- Citizenship: United Kingdom; South Africa;
- Occupations: Businessperson; Chemist;

= Isaac Kaye =

British businessman

Isaac Kaye is a businessman with interests in healthcare and politics in the United Kingdom. Originally from South Africa, he obtained Irish citizenship upon his arrival in the UK in 1985.

==Healthcare==
Kaye built Norton Healthcare Ltd., a UK generic pharmaceutical company, which was acquired by Ivax Corporation in 1990. He became chairman of Ivax Pharmaceuticals UK. In 2006 Ivax was sold to Teva Pharmaceuticals for $7.4 billion.

In 2002 Ivax was the largest supplier of generic drugs to the NHS.

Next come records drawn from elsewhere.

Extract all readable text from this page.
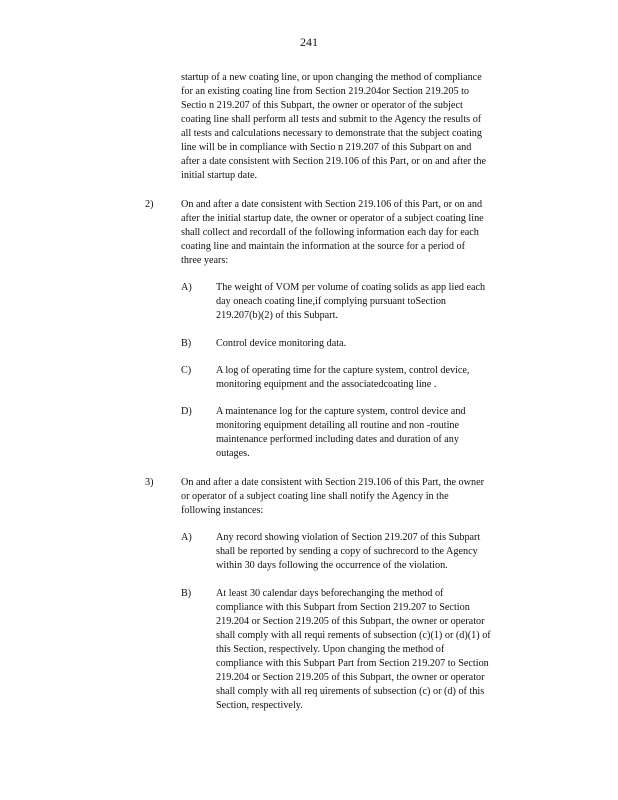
241

startup of a new coating line, or upon changing the method of compliance

for an existing coating line from Section 219.204or Section 219.205 to

Sectio n 219.207 of this Subpart, the owner or operator of the subject

coating line shall perform all tests and submit to the Agency the results of

all tests and calculations necessary to demonstrate that the subject coating

line will be in compliance with Sectio n 219.207 of this Subpart on and

after a date consistent with Section 219.106 of this Part, or on and after the

initial startup date.

2)	On and after a date consistent with Section 219.106 of this Part, or on and

after the initial startup date, the owner or operator of a subject coating line

shall collect and recordall of the following information each day for each

coating line and maintain the information at the source for a period of

three years:

A) The weight of VOM per volume of coating solids as app lied each

day oneach coating line,if complying pursuant toSection

219.207(b)(2) of this Subpart.

B) Control device monitoring data.

C) A log of operating time for the capture system, control device,

monitoring equipment and the associatedcoating line .

D) A maintenance log for the capture system, control device and

monitoring equipment detailing all routine and non -routine

maintenance performed including dates and duration of any

outages.

3)	On and after a date consistent with Section 219.106 of this Part, the owner

or operator of a subject coating line shall notify the Agency in the

following instances:

A) Any record showing violation of Section 219.207 of this Subpart

shall be reported by sending a copy of suchrecord to the Agency

within 30 days following the occurrence of the violation.

B) At least 30 calendar days beforechanging the method of

compliance with this Subpart from Section 219.207 to Section

219.204 or Section 219.205 of this Subpart, the owner or operator

shall comply with all requi rements of subsection (c)(1) or (d)(1) of

this Section, respectively. Upon changing the method of

compliance with this Subpart Part from Section 219.207 to Section

219.204 or Section 219.205 of this Subpart, the owner or operator

shall comply with all req uirements of subsection (c) or (d) of this

Section, respectively.
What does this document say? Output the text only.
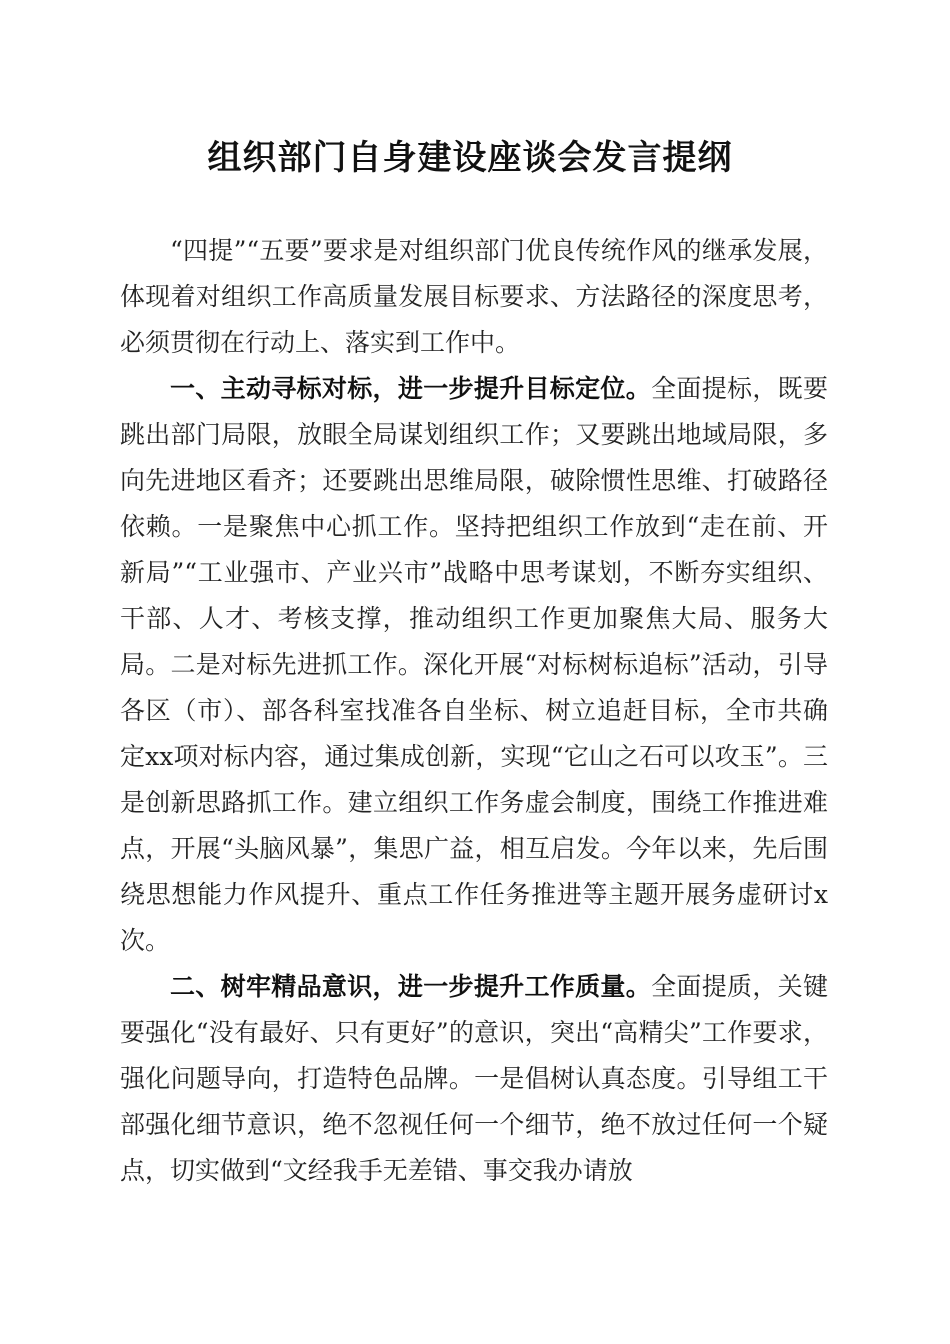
组织部门自身建设座谈会发言提纲

“四提”“五要”要求是对组织部门优良传统作风的继承发展，体现着对组织工作高质量发展目标要求、方法路径的深度思考，必须贯彻在行动上、落实到工作中。

一、主动寻标对标，进一步提升目标定位。全面提标，既要跳出部门局限，放眼全局谋划组织工作；又要跳出地域局限，多向先进地区看齐；还要跳出思维局限，破除惯性思维、打破路径依赖。一是聚焦中心抓工作。坚持把组织工作放到“走在前、开新局”“工业强市、产业兴市”战略中思考谋划，不断夯实组织、干部、人才、考核支撑，推动组织工作更加聚焦大局、服务大局。二是对标先进抓工作。深化开展“对标树标追标”活动，引导各区（市）、部各科室找准各自坐标、树立追赶目标，全市共确定xx项对标内容，通过集成创新，实现“它山之石可以攻玉”。三是创新思路抓工作。建立组织工作务虚会制度，围绕工作推进难点，开展“头脑风暴”，集思广益，相互启发。今年以来，先后围绕思想能力作风提升、重点工作任务推进等主题开展务虚研讨x次。

二、树牢精品意识，进一步提升工作质量。全面提质，关键要强化“没有最好、只有更好”的意识，突出“高精尖”工作要求，强化问题导向，打造特色品牌。一是倡树认真态度。引导组工干部强化细节意识，绝不忽视任何一个细节，绝不放过任何一个疑点，切实做到“文经我手无差错、事交我办请放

Kaye was also a co-founder of Israel Healthcare Ventures, an Israel-based venture capital firm, and also established the Kaye Innovation Awards in order to encourage and recognize technological achievements at the Hebrew University of Jerusalem

==Politics==
In January 2008 his name was listed as one of the donors to Peter Hain's May 2007 election campaign for the deputy leadership of the Labour Party. Kaye's donation of £15,000, undeclared as a donation by Hain at the time, was channelled through the Progressive Policies Forum organization. Kaye, along with David Garrard, sponsors the annual lunch of the Labour Friends of Israel.